Otros elementos imprescindibles son una radio portátil con pilas de repuesto y linternas para mantenerse informado y tener luz en caso de cortes eléctricos. También se debe considerar un teléfono móvil con baterías externas, dinero en efectivo y documentación importante (fotocopias y archivos digitales en USB).
Si en la casa hay niños, adultos mayores, personas con discapacidad o mascotas, la mochila debe complementarse con artículos específicos: pañales, leche en polvo o evaporada, medicamentos crónicos, ropa extra, recipientes para alimentación y bebidas de las mascotas. Incluso es recomendable un kit adicional para animales.

Mochila de emergencia: sigue estas recomendaciones
Indeci hace énfasis en la renovación periódica de todos los productos, principalmente los alimentos y medicamentos, para evitar consumir artículos vencidos. La mochila debe guardarse en un lugar accesible para que pueda ser tomada rápidamente en caso de evacuación.
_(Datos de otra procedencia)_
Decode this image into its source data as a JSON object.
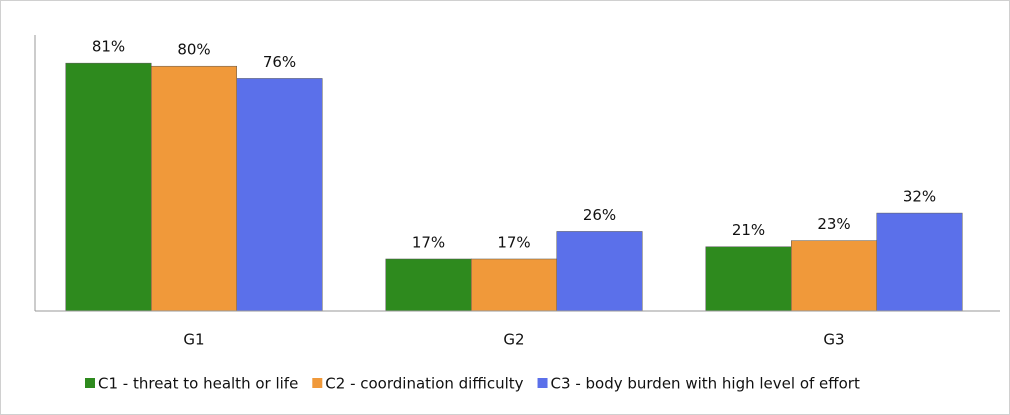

Además de la mochila, la entidad aconseja preparar una «caja de reserva» con provisiones para varios días más, que se almacena en un lugar fresco y seguro para su uso entre el segundo y cuarto día después del desastre.
Aunque la idea de enfrentar un tsunami o un terremoto puede parecer alarmista, la intención es crear conciencia y fortalecer la cultura de prevención en las familias peruanas, que viven en el Cinturón de Fuego del Pacífico, zona con alta actividad sísmica y volcánica.